Normalized solutions for the NLS equation with mixed fractional Laplacians and combined nonlinearities (2506.20943v1)

Abstract: We look for normalized solutions to the nonlinear Schr\"{o}dinger equation with mixed fractional Laplacians and combined nonlinearities $$ \left{\begin{array}{ll} (-\Delta)^{s_{1}} u+(-\Delta)^{s_{2}} u=\lambda u+\mu |u|^{q-2}u+|u|^{p-2}u \ \text{in}\;{\mathbb{R}^{N}}, \[0.1cm] \int_{\mathbb{R}^{N}}|u|^2\mathrm dx=a^2, \end{array} \right. $$ where $N\geq 2,\;0<s_2<s_1\<1, \mu\>0$ and $\lambda\in\mathbb R$ appears as an unknown Lagrange multiplier. We mainly focus on some special cases, including fractional Sobolev subcritical or critical exponent.

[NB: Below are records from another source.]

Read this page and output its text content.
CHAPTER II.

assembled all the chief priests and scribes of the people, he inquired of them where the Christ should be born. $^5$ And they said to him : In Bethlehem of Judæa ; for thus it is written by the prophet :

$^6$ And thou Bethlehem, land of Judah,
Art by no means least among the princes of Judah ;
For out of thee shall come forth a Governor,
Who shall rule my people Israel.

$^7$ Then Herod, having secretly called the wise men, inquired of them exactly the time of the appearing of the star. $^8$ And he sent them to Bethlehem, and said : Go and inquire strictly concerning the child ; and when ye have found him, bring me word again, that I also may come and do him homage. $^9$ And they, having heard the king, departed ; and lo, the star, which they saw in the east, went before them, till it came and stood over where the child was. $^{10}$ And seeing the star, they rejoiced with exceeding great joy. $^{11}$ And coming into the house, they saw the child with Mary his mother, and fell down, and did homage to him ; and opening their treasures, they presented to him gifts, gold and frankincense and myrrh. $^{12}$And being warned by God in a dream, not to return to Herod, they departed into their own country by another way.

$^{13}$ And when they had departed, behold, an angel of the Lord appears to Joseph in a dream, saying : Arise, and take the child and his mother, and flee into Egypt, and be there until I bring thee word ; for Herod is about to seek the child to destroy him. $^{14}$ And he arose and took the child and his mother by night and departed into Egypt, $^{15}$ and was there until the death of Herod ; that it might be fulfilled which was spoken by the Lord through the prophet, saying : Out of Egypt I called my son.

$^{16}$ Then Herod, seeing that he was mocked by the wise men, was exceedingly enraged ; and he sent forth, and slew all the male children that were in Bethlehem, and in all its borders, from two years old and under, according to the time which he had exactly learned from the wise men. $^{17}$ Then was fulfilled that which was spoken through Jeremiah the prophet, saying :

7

More precisely, for $2<q<2+\frac{4s_2}{N}<2+\frac{4s_1}{N}<p<2_{s_1}^{\ast}:=\frac{2N}{N-2s_1}$, we prove that the above problem has at least two solutions: a ground state with negative energy and a solution of mountain pass type with positive energy. For $2<q<2+\frac{4s_2}{N}$ and $p=2_{s_1}^{\ast}$, we also obtain the existence of ground states. Our results extend some previous ones of Chergui et al. (Calc. Var. Partial Differ. Equ., 2023) and Luo et al. (Adv. Nonlinear Stud., 2022).